Tot slot zijn in het plangebied geen resten van de IJssellinie zichtbaar.
Gesteld wordt dat het initiatief in overeenstemming is met het gestelde uit de 'Laag van beleving'.
3.2.3 Conclusie toetsing aan het provinciaal beleid
Geconcludeerd wordt dat het initiatief in overeenstemming is met de uitgangspunten uit het provinciaal beleid zoals genoemd in de Omgevingsvisie Overijssel en de daarbij behorende Omgevingsverordening Overijssel.
3.3 Gemeentelijk Beleid
Het gemeentelijk beleid is verwoord in tal van plannen. Met betrekking tot het voorliggende wijzigingsplan zijn de hieronder genoemde beleidsstukken het belangrijkst.
3.3.1 Structuurvisie Olst-Wijhe
De raad heeft op 4 december 2017 de nieuwe Structuurvisie Olst-Wijhe 'Ruimte voor initiatief en innovatie' vastgesteld. In deze structuurvisie is het beleidskader voor toekomstige ruimtelijke ontwikkelingen binnen de gemeente verwoord. De visie schetst het toekomstbeeld voor Olst-Wijhe op weg naar 2025.
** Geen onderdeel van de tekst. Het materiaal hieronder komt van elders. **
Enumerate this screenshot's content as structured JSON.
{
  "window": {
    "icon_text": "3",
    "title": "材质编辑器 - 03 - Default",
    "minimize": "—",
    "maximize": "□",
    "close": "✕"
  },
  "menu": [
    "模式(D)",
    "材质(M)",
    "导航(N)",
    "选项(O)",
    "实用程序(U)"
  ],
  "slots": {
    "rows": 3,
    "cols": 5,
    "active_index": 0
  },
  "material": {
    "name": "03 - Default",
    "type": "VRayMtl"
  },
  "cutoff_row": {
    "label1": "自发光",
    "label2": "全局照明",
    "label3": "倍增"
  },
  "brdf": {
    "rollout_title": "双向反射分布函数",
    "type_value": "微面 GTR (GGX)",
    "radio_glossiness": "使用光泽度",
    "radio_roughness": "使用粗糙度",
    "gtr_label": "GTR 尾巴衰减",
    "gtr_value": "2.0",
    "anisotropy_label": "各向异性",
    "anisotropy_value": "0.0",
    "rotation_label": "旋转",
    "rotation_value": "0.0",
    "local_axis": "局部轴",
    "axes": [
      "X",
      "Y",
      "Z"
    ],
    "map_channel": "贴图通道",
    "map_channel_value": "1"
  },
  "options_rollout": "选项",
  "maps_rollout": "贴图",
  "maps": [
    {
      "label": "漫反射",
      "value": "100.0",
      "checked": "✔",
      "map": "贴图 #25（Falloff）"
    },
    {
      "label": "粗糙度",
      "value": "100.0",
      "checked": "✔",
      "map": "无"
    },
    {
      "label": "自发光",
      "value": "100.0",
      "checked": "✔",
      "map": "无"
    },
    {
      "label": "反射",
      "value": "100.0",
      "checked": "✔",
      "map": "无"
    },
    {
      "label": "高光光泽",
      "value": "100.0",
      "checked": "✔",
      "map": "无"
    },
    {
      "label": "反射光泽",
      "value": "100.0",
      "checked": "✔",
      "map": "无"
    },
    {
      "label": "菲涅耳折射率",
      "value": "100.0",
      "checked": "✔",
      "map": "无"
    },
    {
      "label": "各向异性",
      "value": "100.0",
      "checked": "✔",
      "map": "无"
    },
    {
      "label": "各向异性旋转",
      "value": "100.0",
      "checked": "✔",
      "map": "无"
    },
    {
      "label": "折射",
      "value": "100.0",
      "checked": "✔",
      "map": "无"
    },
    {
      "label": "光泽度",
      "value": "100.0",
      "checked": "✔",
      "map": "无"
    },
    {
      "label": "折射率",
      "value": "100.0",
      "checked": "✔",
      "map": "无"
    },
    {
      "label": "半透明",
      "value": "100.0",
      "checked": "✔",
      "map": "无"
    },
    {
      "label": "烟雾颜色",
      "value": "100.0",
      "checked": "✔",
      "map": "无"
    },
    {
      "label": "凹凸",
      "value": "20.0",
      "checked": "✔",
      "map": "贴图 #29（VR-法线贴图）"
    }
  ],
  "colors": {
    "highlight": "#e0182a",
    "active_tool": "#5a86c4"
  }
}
Het doel / de speerpunten uit deze visie zijn:
- 1. Aantrekkelijk en veilig wonen voor jong en oud met passende toekomstbestendige maatschappelijke voorzieningen en mogelijkheden om te werken in en om de dorpen en buurtschappen.
- 2. Evenwicht tussen leef kwaliteit, bereikbaarheid en mobiliteit.
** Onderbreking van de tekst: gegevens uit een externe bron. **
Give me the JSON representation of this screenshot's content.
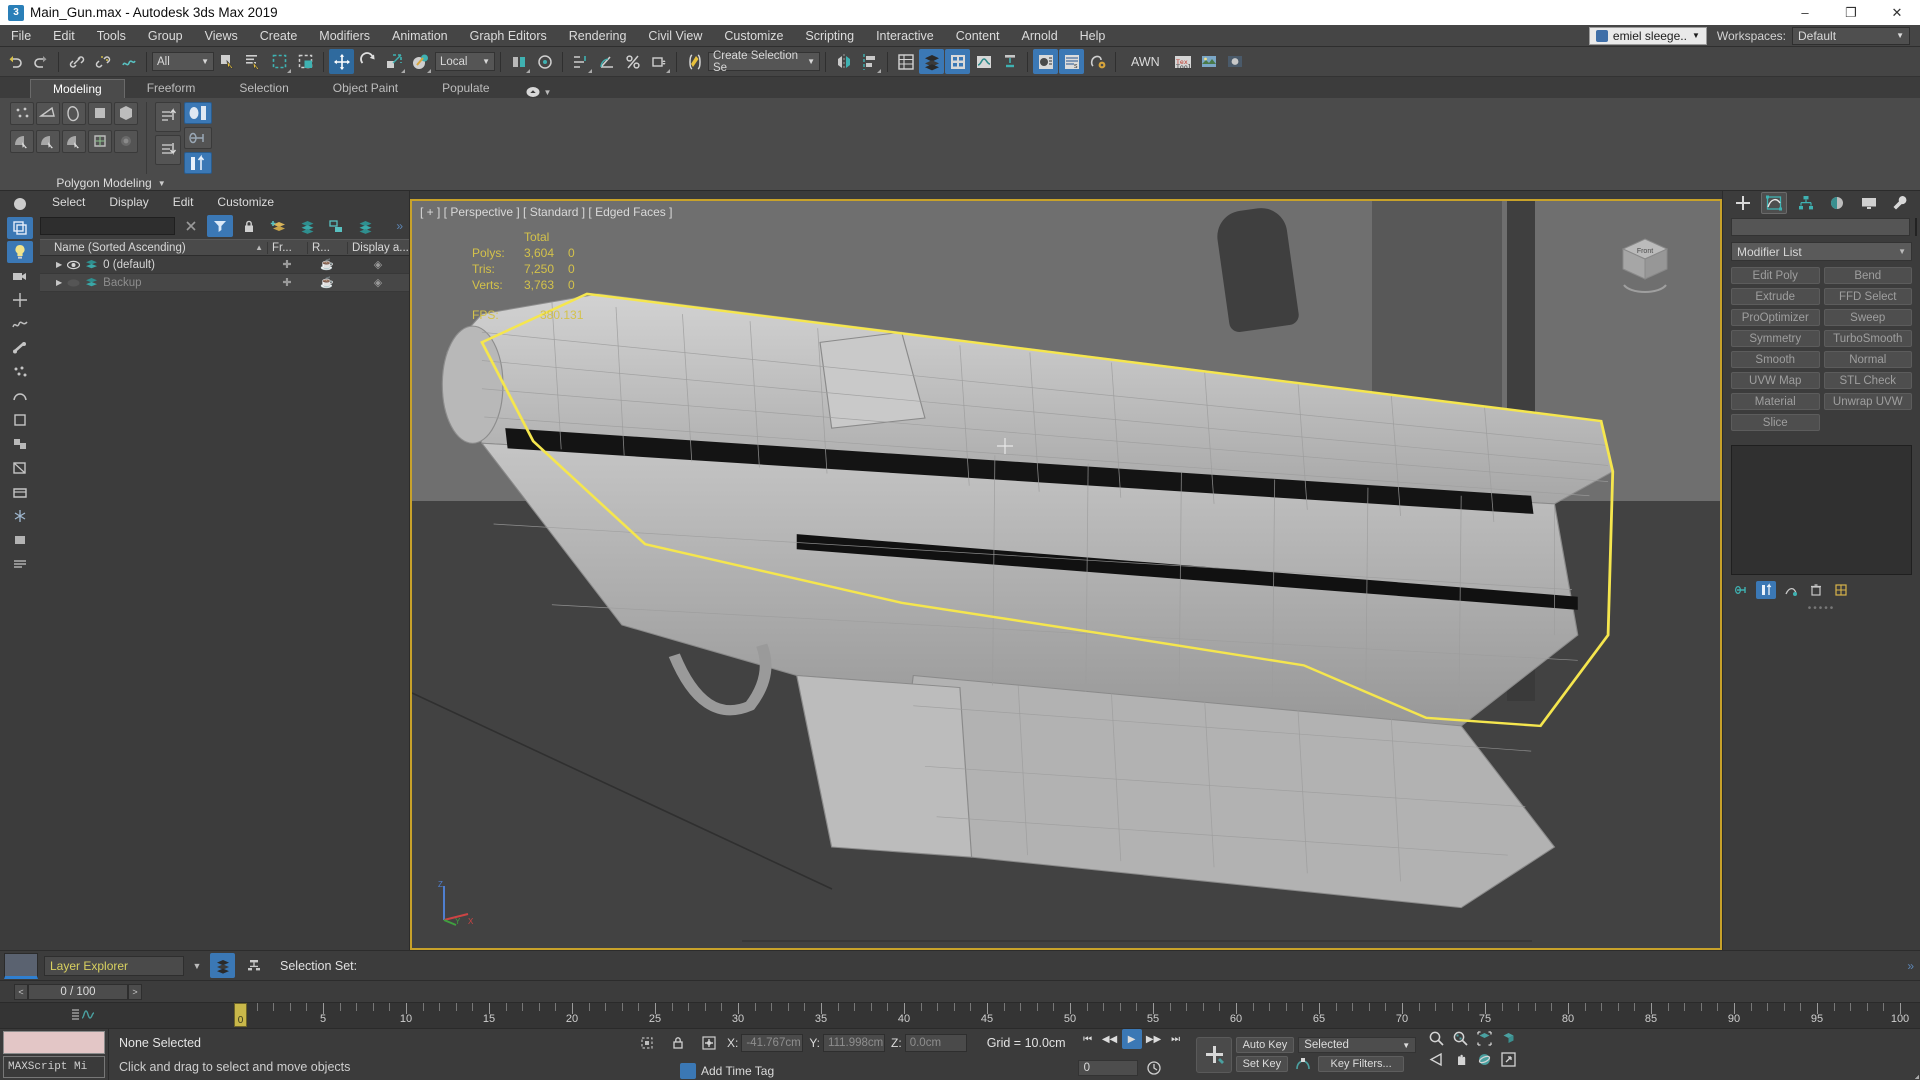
{
  "titlebar": {
    "app_icon": "3dsmax-icon",
    "title": "Main_Gun.max - Autodesk 3ds Max 2019",
    "minimize": "–",
    "maximize": "❐",
    "close": "✕"
  },
  "menubar": {
    "items": [
      {
        "label": "File"
      },
      {
        "label": "Edit"
      },
      {
        "label": "Tools"
      },
      {
        "label": "Group"
      },
      {
        "label": "Views"
      },
      {
        "label": "Create"
      },
      {
        "label": "Modifiers"
      },
      {
        "label": "Animation"
      },
      {
        "label": "Graph Editors"
      },
      {
        "label": "Rendering"
      },
      {
        "label": "Civil View"
      },
      {
        "label": "Customize"
      },
      {
        "label": "Scripting"
      },
      {
        "label": "Interactive"
      },
      {
        "label": "Content"
      },
      {
        "label": "Arnold"
      },
      {
        "label": "Help"
      }
    ],
    "user": "emiel sleege..",
    "workspaces_label": "Workspaces:",
    "workspace_value": "Default"
  },
  "toolbar": {
    "selection_filter": "All",
    "coordinate_system": "Local",
    "named_selection": "Create Selection Se",
    "awn_label": "AWN",
    "icons": [
      "undo-icon",
      "redo-icon",
      "select-link-icon",
      "unlink-icon",
      "bind-space-warp-icon",
      "selection-filter",
      "select-object-icon",
      "select-by-name-icon",
      "select-region-icon",
      "select-window-crossing-icon",
      "select-and-move-icon",
      "select-and-rotate-icon",
      "select-and-scale-icon",
      "select-and-place-icon",
      "coordinate-system",
      "mirror-icon",
      "align-icon",
      "quick-align-icon",
      "array-icon",
      "snaps-toggle-icon",
      "angle-snap-icon",
      "percent-snap-icon",
      "spinner-snap-icon",
      "named-selection-sets",
      "layer-manager-icon",
      "curve-editor-icon",
      "schematic-view-icon",
      "material-editor-icon",
      "render-setup-icon",
      "rendered-frame-icon",
      "render-production-icon",
      "render-iterative-icon",
      "activeshade-icon"
    ]
  },
  "ribbon": {
    "tabs": [
      {
        "label": "Modeling",
        "active": true
      },
      {
        "label": "Freeform",
        "active": false
      },
      {
        "label": "Selection",
        "active": false
      },
      {
        "label": "Object Paint",
        "active": false
      },
      {
        "label": "Populate",
        "active": false
      }
    ],
    "minimize_icon": "ribbon-minimize-icon",
    "panel_label": "Polygon Modeling",
    "row1_icons": [
      "vertex-subobject-icon",
      "edge-subobject-icon",
      "border-subobject-icon",
      "polygon-subobject-icon",
      "element-subobject-icon"
    ],
    "row2_icons": [
      "generate-topology-icon",
      "repeat-last-icon",
      "preserve-uvs-icon",
      "poly-object-icon",
      "swift-loop-icon"
    ],
    "side_icons": [
      "collapse-stack-up-icon",
      "collapse-stack-down-icon"
    ],
    "right_icons": [
      "show-cage-icon",
      "pin-stack-icon",
      "make-planar-icon"
    ]
  },
  "explorer": {
    "menu": [
      "Select",
      "Display",
      "Edit",
      "Customize"
    ],
    "search_placeholder": "",
    "toolbar_icons": [
      "clear-search-icon",
      "filter-icon",
      "lock-icon",
      "add-layer-icon",
      "layers-icon",
      "select-children-icon",
      "layer-stack-icon",
      "overflow-icon"
    ],
    "columns": [
      {
        "label": "Name (Sorted Ascending)"
      },
      {
        "label": "Fr..."
      },
      {
        "label": "R..."
      },
      {
        "label": "Display a..."
      }
    ],
    "rows": [
      {
        "name": "0 (default)",
        "dim": false,
        "visible_icon": "eye-open-icon",
        "freeze_icon": "freeze-icon",
        "render_icon": "render-teapot-icon",
        "display_icon": "display-box-icon"
      },
      {
        "name": "Backup",
        "dim": true,
        "visible_icon": "eye-closed-icon",
        "freeze_icon": "freeze-icon",
        "render_icon": "render-teapot-icon",
        "display_icon": "display-box-icon"
      }
    ],
    "side_icons": [
      "select-object-icon",
      "select-similar-icon",
      "light-icon",
      "camera-icon",
      "helper-icon",
      "space-warp-icon",
      "bone-icon",
      "particle-icon",
      "shape-icon",
      "geometry-icon",
      "group-icon",
      "xref-icon",
      "container-icon",
      "freeze-icon",
      "hide-icon",
      "expand-icon"
    ]
  },
  "viewport": {
    "label": "[ + ] [ Perspective ] [ Standard ] [ Edged Faces ]",
    "stats": {
      "header_total": "Total",
      "rows": [
        {
          "label": "Polys:",
          "total": "3,604",
          "selection": "0"
        },
        {
          "label": "Tris:",
          "total": "7,250",
          "selection": "0"
        },
        {
          "label": "Verts:",
          "total": "3,763",
          "selection": "0"
        }
      ],
      "fps_label": "FPS:",
      "fps_value": "380.131"
    },
    "axis_labels": {
      "z": "Z",
      "x": "X",
      "y": "Y"
    },
    "viewcube_label": "Front"
  },
  "command_panel": {
    "tabs": [
      {
        "icon": "create-tab-icon",
        "active": false
      },
      {
        "icon": "modify-tab-icon",
        "active": true
      },
      {
        "icon": "hierarchy-tab-icon",
        "active": false
      },
      {
        "icon": "motion-tab-icon",
        "active": false
      },
      {
        "icon": "display-tab-icon",
        "active": false
      },
      {
        "icon": "utilities-tab-icon",
        "active": false
      }
    ],
    "object_name": "",
    "modifier_list_label": "Modifier List",
    "modifier_buttons": [
      "Edit Poly",
      "Bend",
      "Extrude",
      "FFD Select",
      "ProOptimizer",
      "Sweep",
      "Symmetry",
      "TurboSmooth",
      "Smooth",
      "Normal",
      "UVW Map",
      "STL Check",
      "Material",
      "Unwrap UVW",
      "Slice"
    ],
    "stack_icons": [
      "pin-stack-icon",
      "show-end-result-icon",
      "make-unique-icon",
      "remove-modifier-icon",
      "configure-sets-icon"
    ]
  },
  "bottom": {
    "layer_explorer_value": "Layer Explorer",
    "layer_icons": [
      "layer-manager-icon",
      "schematic-icon"
    ],
    "selection_set_label": "Selection Set:",
    "frame_field": "0 / 100",
    "prev_frame": "<",
    "next_frame": ">",
    "ruler_max": 100,
    "ruler_ticks": [
      0,
      5,
      10,
      15,
      20,
      25,
      30,
      35,
      40,
      45,
      50,
      55,
      60,
      65,
      70,
      75,
      80,
      85,
      90,
      95,
      100
    ],
    "playhead_frame": "0"
  },
  "statusbar": {
    "maxscript_label": "MAXScript Mi",
    "status_line1": "None Selected",
    "status_line2": "Click and drag to select and move objects",
    "coords": [
      {
        "axis": "X:",
        "value": "-41.767cm"
      },
      {
        "axis": "Y:",
        "value": "111.998cm"
      },
      {
        "axis": "Z:",
        "value": "0.0cm"
      }
    ],
    "grid_label": "Grid = 10.0cm",
    "add_time_tag": "Add Time Tag",
    "auto_key": "Auto Key",
    "set_key": "Set Key",
    "key_mode_value": "Selected",
    "key_filters": "Key Filters...",
    "frame_spinner": "0",
    "playback_icons": [
      "go-to-start-icon",
      "prev-frame-icon",
      "play-icon",
      "next-frame-icon",
      "go-to-end-icon"
    ],
    "nav_icons": [
      "zoom-icon",
      "zoom-all-icon",
      "zoom-extents-icon",
      "zoom-region-icon",
      "field-of-view-icon",
      "pan-icon",
      "orbit-icon",
      "maximize-viewport-icon"
    ],
    "left_icons": [
      "selection-lock-icon",
      "absolute-relative-icon",
      "transform-type-in-icon"
    ]
  },
  "colors": {
    "accent_blue": "#3b78b5",
    "viewport_border": "#c8a22a",
    "selection_yellow": "#f3e55c",
    "stats_yellow": "#d4c24a",
    "panel_bg": "#3c3c3c",
    "toolbar_bg": "#454545"
  }
}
- 3. Vrijetijdsbesteding als impuls voor de lokale economie met de aantrekkelijke IJsselzone en 'IJsselfront Olst-Wijhe' als integrale gebiedsontwikkeling.
- 4. Versterken van toekomstbestendige landbouw en landgoederen en aandacht voor natuur- en landschapskwaliteiten.
- 5. Inzetten op het duurzaam vormgeven van nieuwe ontwikkelingen, op duurzame energie en energiebesparing in het kader van de energietransitie.
- 6. Samenwerken aan circulaire economie, aan vestigingsmogelijkheden voor lokale ondernemers en daar waar mogelijk innovatie bevorderen.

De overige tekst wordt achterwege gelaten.